Вдруг мне припомнилось: несколько дней назад старый кукольник марионеточного театра Цвах признался, что молодой приличный барин снял у него за немалую плату студию – очевидно, для того, чтобы без помех встречаться с избранницей сердца. Ему каждую ночь приходилось втайне, чтоб не заметили соседи, перевозить понемногу мебель нового жильца – недешевую, стоит заметить. Цвах довольно потирал руки, рассказывая мне о своей сделке, и тешился, как ловко все устроил: никто из соседей даже догадаться бы не смог о проделках влюбленной парочки. А главное достоинство помещения, словно специально созданного для тайных свиданий, состояло в том, что проникнуть в него можно было тремя разными путями! Один из них, самый древний и таинственный, вел через люк, вмурованный в пол студии. Даже через наш дом можно было незаметно покинуть это гнездышко. «Чердак-то общий! – смеялся Цвах. – Всего-то и нужно, что открыть железную дверь – ту, что рядом с проходом в вашу комнатушку… Что? Наглухо забита, говорите? Ерунда: со стороны студии она отворяется очень даже просто… а уж опосля – сами знаете, несколько шагов по коридору – и вы на лестничной клетке».

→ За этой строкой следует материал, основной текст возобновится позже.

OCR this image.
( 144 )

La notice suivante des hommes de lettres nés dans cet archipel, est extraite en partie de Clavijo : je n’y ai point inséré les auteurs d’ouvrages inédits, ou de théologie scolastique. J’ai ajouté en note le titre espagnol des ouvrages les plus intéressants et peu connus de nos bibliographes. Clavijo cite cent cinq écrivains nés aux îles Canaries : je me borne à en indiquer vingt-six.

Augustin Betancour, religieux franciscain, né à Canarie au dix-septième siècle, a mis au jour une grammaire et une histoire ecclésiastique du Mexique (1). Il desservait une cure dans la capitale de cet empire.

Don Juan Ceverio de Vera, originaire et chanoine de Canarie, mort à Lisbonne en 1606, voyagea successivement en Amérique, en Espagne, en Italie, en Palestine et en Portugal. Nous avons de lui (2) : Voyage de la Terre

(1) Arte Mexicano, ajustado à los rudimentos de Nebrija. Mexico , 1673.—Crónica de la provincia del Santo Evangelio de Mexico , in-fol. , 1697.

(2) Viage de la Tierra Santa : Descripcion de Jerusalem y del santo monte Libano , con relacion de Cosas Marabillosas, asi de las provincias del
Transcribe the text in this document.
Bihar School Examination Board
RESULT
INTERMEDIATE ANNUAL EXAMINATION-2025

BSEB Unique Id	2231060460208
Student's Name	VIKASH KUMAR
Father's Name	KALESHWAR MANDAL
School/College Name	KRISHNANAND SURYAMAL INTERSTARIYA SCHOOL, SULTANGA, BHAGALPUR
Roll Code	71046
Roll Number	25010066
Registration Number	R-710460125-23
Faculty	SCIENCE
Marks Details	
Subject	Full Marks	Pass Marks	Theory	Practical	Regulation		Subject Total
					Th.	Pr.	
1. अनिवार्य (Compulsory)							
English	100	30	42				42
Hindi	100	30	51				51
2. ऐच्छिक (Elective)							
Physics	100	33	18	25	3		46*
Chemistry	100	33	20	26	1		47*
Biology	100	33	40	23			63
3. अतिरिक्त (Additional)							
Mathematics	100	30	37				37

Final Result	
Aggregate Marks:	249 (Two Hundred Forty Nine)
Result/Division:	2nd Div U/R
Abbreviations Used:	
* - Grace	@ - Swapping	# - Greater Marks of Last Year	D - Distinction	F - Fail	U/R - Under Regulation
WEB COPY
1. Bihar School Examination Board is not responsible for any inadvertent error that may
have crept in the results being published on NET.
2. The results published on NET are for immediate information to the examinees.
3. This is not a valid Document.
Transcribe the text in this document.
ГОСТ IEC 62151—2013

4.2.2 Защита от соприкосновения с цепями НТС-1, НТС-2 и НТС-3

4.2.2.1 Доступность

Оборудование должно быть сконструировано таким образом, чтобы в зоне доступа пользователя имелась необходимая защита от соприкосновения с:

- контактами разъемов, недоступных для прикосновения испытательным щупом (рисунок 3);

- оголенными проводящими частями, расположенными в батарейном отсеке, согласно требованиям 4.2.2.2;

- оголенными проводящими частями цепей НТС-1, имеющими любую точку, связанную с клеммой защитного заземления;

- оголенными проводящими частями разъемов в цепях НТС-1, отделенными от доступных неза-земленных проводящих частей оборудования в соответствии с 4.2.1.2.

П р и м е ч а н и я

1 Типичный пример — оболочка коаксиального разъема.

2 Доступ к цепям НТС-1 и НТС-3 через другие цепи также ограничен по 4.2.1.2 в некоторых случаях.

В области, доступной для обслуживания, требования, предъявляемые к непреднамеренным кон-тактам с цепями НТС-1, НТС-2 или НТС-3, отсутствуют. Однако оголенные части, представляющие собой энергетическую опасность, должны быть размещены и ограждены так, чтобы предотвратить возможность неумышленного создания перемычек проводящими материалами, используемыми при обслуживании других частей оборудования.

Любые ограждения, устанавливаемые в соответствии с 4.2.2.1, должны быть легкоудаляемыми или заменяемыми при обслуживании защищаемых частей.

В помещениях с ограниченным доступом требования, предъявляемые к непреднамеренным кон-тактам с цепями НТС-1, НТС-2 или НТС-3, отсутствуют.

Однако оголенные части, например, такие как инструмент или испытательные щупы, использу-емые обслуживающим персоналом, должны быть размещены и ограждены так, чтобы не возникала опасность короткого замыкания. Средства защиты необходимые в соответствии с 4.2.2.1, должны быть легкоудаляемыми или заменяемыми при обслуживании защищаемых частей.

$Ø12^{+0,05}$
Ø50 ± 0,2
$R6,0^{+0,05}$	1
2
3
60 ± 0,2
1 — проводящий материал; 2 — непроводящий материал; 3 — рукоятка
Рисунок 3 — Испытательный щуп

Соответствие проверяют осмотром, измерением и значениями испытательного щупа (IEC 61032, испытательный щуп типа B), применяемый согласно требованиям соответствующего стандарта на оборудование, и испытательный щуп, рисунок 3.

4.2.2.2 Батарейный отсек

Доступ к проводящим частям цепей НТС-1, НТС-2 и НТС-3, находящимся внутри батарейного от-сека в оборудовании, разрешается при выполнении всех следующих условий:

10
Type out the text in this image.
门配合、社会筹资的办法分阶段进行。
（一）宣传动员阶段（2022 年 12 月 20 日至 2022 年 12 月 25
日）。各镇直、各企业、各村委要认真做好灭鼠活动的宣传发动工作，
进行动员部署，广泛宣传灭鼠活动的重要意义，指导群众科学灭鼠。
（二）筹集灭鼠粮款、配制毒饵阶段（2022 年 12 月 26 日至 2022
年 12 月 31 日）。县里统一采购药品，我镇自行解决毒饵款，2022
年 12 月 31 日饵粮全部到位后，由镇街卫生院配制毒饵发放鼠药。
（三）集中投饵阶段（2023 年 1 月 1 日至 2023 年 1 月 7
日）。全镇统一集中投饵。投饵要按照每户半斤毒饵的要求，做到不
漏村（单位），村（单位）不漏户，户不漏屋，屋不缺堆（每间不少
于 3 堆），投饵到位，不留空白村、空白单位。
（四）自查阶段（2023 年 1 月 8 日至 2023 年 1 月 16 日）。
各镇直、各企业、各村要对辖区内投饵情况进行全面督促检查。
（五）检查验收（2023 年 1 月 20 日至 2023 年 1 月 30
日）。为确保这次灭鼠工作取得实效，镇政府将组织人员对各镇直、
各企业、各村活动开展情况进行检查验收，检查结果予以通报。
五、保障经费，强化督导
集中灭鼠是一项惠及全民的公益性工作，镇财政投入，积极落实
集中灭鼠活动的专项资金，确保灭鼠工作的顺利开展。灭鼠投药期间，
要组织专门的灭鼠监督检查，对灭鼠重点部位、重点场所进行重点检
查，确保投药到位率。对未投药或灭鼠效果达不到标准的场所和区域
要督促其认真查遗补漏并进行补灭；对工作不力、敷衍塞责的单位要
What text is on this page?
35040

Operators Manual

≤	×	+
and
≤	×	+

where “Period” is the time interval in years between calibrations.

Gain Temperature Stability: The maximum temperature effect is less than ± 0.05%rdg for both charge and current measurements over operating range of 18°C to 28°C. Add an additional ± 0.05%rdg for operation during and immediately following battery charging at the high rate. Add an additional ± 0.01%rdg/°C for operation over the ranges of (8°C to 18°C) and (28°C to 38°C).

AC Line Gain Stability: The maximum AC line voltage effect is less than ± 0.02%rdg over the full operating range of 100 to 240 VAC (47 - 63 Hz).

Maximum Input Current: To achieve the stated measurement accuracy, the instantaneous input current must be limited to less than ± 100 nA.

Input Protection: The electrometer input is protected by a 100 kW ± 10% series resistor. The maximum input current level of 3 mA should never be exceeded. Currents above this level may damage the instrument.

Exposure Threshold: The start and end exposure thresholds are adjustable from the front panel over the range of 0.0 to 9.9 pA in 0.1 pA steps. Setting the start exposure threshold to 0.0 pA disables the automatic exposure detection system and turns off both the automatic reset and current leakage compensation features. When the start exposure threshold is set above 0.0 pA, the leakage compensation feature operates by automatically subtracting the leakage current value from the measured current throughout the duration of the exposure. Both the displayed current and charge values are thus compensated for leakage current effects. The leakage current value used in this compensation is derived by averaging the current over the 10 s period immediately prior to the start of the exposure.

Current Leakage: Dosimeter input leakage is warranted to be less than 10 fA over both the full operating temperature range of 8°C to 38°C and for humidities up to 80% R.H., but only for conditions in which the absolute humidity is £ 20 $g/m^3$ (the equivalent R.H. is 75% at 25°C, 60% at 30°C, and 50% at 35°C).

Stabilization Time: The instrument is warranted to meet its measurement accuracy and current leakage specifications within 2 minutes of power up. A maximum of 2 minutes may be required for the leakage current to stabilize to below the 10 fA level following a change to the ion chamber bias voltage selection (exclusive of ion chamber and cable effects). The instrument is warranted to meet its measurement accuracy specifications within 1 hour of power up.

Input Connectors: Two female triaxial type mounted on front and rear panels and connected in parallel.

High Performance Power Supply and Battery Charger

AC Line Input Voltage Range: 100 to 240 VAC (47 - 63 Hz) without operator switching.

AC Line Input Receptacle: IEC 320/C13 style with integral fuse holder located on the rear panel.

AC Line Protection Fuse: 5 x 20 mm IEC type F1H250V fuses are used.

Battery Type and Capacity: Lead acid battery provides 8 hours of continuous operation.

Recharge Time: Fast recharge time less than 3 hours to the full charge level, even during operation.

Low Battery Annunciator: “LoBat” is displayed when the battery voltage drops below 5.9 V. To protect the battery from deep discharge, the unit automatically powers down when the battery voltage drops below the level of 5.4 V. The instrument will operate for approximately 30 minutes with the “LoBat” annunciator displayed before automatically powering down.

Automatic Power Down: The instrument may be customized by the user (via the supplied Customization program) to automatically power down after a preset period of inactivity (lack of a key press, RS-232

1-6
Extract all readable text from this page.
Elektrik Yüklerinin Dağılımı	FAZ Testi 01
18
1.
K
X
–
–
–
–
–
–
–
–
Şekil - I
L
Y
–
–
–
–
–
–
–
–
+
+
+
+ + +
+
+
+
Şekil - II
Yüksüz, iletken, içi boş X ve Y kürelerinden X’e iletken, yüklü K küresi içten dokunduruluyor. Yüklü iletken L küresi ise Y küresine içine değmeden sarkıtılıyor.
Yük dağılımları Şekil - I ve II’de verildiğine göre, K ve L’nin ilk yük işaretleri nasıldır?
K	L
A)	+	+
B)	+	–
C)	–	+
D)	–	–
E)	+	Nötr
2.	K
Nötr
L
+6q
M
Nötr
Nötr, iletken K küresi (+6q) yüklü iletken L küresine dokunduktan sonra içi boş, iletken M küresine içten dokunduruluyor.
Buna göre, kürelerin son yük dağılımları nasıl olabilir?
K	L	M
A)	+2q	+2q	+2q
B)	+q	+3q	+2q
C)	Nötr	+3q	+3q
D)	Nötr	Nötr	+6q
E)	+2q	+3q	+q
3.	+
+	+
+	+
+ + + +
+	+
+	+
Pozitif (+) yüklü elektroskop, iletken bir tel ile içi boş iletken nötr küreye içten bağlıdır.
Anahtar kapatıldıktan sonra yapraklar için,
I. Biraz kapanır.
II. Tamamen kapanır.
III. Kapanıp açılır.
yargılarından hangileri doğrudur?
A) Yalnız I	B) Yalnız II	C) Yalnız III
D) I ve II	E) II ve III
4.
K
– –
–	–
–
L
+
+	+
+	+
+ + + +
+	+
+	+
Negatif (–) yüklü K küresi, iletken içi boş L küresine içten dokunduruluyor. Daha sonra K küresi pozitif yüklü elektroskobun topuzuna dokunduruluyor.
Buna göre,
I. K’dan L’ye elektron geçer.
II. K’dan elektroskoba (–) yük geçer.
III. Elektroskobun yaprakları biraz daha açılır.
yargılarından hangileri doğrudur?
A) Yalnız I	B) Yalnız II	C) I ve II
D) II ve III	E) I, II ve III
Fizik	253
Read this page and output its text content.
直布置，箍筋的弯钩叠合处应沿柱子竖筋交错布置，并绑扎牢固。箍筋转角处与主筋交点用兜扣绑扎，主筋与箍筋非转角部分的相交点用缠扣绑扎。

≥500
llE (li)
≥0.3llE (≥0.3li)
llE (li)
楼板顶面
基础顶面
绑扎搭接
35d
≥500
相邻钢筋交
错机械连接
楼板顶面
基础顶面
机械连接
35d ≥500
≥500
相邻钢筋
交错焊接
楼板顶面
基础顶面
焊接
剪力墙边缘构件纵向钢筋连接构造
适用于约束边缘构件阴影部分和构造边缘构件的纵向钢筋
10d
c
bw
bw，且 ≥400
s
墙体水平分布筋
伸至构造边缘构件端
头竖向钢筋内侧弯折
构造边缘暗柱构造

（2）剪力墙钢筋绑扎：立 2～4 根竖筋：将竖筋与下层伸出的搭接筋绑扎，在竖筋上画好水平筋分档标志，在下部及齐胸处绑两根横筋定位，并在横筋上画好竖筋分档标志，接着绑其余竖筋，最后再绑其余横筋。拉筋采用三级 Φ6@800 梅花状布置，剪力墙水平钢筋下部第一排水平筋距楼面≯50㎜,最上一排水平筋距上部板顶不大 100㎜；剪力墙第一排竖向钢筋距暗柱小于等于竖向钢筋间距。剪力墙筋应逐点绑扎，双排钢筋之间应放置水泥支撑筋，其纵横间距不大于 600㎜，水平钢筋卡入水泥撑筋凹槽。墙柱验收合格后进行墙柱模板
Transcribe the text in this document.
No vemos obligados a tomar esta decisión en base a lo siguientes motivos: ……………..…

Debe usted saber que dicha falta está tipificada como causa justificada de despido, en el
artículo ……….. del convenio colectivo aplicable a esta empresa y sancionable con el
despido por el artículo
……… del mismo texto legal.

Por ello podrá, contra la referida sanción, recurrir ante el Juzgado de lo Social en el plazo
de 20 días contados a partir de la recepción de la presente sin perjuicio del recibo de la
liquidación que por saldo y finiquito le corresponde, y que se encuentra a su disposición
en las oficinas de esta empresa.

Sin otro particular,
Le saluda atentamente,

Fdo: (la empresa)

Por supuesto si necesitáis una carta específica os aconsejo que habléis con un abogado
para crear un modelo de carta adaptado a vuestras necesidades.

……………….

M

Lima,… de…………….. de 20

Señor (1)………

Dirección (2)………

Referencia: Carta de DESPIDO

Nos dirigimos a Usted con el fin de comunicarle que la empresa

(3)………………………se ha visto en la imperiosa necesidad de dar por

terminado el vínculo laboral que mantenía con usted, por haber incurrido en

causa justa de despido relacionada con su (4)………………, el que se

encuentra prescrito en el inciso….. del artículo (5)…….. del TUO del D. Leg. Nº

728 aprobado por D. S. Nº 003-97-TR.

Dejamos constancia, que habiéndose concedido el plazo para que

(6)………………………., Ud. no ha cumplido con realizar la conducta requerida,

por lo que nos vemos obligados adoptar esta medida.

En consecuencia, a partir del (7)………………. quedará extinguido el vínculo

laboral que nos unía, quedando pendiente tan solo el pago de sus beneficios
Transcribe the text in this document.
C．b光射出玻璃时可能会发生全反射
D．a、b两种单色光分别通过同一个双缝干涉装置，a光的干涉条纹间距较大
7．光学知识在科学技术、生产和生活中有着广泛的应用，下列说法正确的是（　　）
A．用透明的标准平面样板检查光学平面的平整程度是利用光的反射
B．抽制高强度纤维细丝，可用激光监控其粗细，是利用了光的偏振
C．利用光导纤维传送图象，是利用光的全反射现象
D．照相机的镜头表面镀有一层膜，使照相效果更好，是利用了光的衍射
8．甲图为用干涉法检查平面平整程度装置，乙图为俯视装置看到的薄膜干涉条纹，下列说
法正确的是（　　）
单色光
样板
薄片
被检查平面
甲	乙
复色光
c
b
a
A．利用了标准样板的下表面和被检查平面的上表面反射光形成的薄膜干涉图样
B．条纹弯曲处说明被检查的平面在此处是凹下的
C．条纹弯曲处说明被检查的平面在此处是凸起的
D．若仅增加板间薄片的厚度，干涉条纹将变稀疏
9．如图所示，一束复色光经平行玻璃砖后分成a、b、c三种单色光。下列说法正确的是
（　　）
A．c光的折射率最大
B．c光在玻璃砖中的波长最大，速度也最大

Из-за стены снова донесся беззаботный смех, возбуждая в моем воображении смутные воспоминания о другом роскошном жилище одной аристократической семьи, куда меня часто звали для мелких реставрационных работ ценных древностей.
Вдруг рядом слышится пронзительный крик. Я обратился в слух.
Железная дверь чердака неистово скрипит, а в следующее мгновение в мою комнату влетает дама. С распущенными волосами, бледная, как стена в побелке, в накинутой прямо на голое тело – больше на ней ни клочка одежды – золотой парчовой ткани.
– Мастер Пернат, спрячьте меня!.. Ради бога! Ничего не спрашивайте, только спрячьте меня здесь!
Не успел я ей толком ответить, как дверь снова рывком распахнулась – и тотчас вновь захлопнулась. На секунду в проеме мелькнула оскаленная физиономия старьевщика Аарона Вассертрума, похожая на страшную маску…
…Пятно света появляется передо мной, и при луне я снова узнаю изножье кровати.
Сон все еще укрывает меня тяжелым шерстяным войлоком, а впамяти пульсирует отчеканенное золотыми буквами: мастер Пернат… Афанасий Пернат.
Откуда мне известно это имя?
Мне кажется – да, всего лишь кажется, – что когда-то давно-давно я где-то по ошибке взял чужую шляпу и удивился тому, что она так хорошо мне подходит, хотя отличаюсь я крайне нетипичной формой головы. Изучив подкладку столь универсального головного убора, я… да, по-моему, именно тогда увидел вышитое золотой нитью на белом фетре имя:
АФАНАСИЙ ПЕРНАТ
От увиденного меня ни с того ни с сего обуял беспричинный страх.
Вдруг успевший уже позабыться голос, дознающийся о камне и жире, свистнул, точно стрела, у самого моего внутреннего уха. Я немедля представил Розину – рыжую, слащавую, улыбчивую, – и мне удалось увернуться от стрелы, сразу канувшей куда-то во мглу.
Да, лицо Розины! Оно имеет большую силу, чем этот злостный бубнеж. Что ж, теперь, снова спрятавшись в своей каморке на Ганпасгассе, я могу быть вполне спокоен.